Weed control in ornamentals, fruit and vegetable crops - maintaining capability to devise suitable weed control strategies (EMT/HDC/HTA Fellowship)
Part of the EMT/HDC/HTA Fellowship Programme.
The fellowships are funded by the East Malling Trust (EMT), the Horticultural Development Company (HDC), and the Horticultural Trades Association (HTA). The funds provide essential underpinning funding to UK-based applied horticultural researchers working in fields of study crucial to the future efficiency and competitiveness of horticultural crops grown in Britain. Each fellowship focuses on training the next generation of applied researcher whilst delivering outputs to industry through a flexible programme of work. The work is flexible so that it can respond to the skills of the individuals undergoing training and the needs of the industry. Each fellowship is managed by a Steering Group, on behalf of the Horticultural Fellowship Governance Committee.

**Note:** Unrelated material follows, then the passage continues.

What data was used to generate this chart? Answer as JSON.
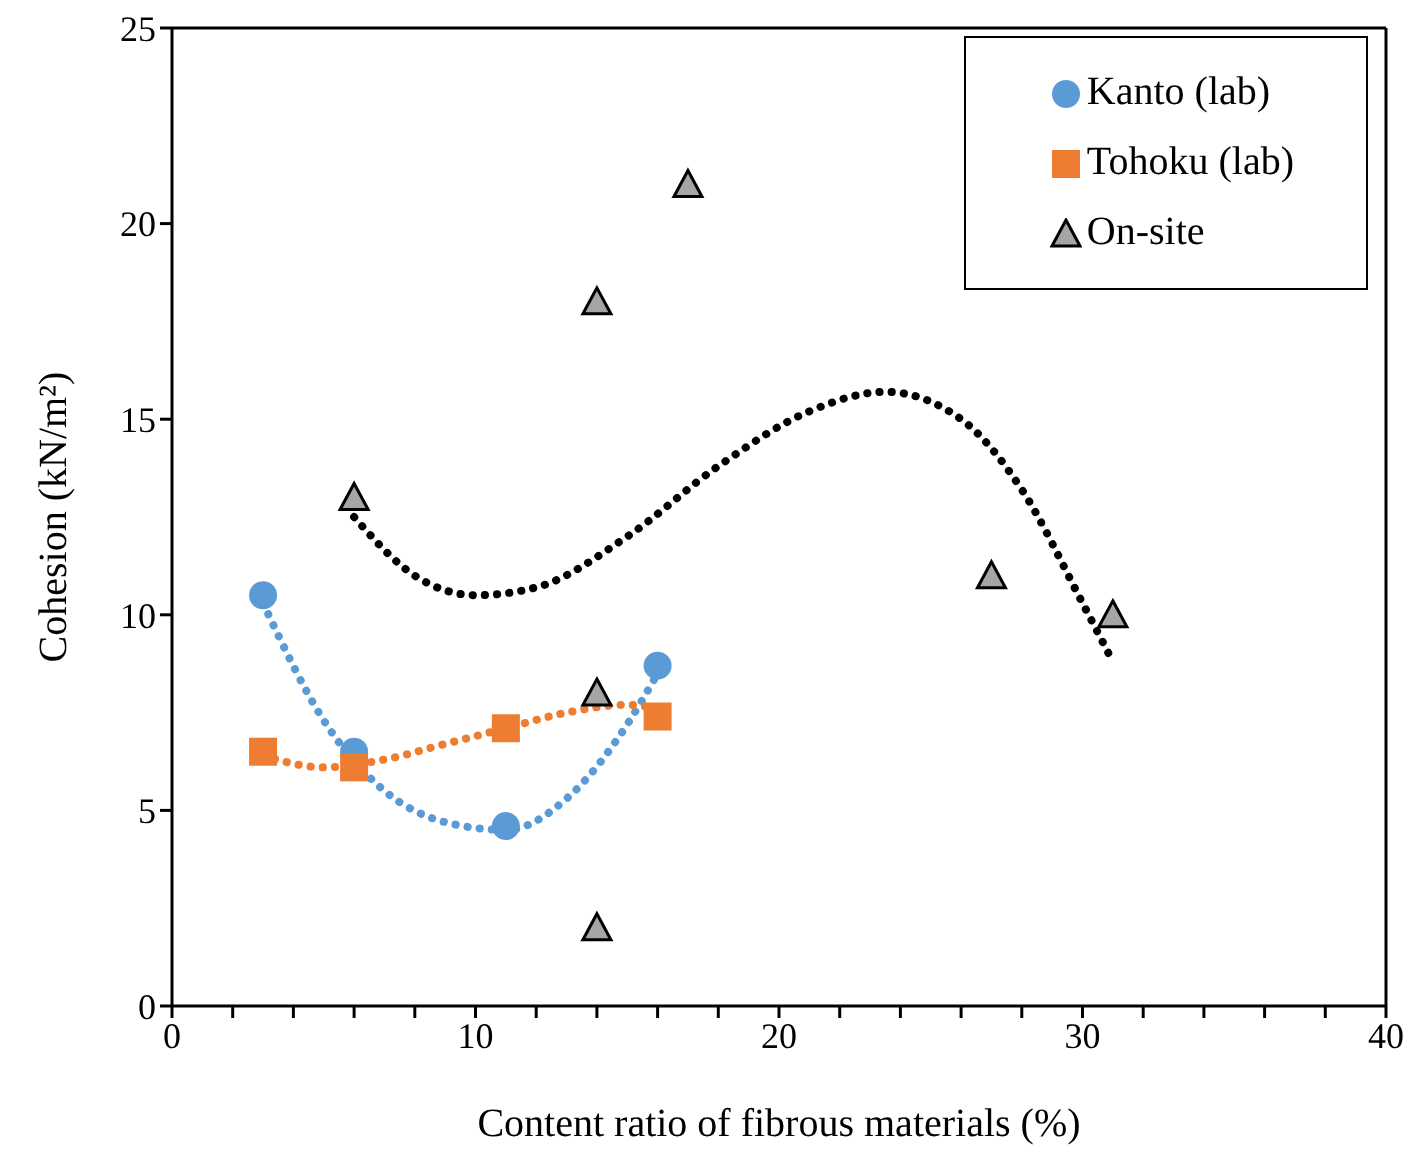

Weed control is a difficult technical challenge for growers of horticultural crops. The limited and complex horticultural market is unattractive for agrochemical manufacturers and the loss of approval for traditional horticultural herbicides under recent and impending EC legislation has made the situation more difficult. There are only two researchers actively working on weed control in horticultural crops in the UK. For succession it is vital that new recruits are trained in horticultural weed control research to be able to continue a programme of work of benefit to the horticultural industry in years to come. This Fellowship aims to mentor the next generation of horticultural consultants in weed control research covering the ornamentals, fruit and vegetables sectors.
The work will be undertaken by ADAS trainee consultants Angela Huckle (vegetables), Harriet Roberts (fruit) and David Talbot (ornamentals) supervised and mentored by John Atwood, and weed biologist Lynn Tatnell and Sarah Cook. Weed control research will therefore become an important part of these new consultants’ portfolio of work, running alongside their crop agronomy work. In addition, Jessica Sparkes, a graduate weed biologist has been recruited. The fellowship will enable the graduate to work on horticultural weed problems such as perennial weed management and herbicide resistance within current arable work. Liaison with the European Weed Research Society (EWRS) will be important.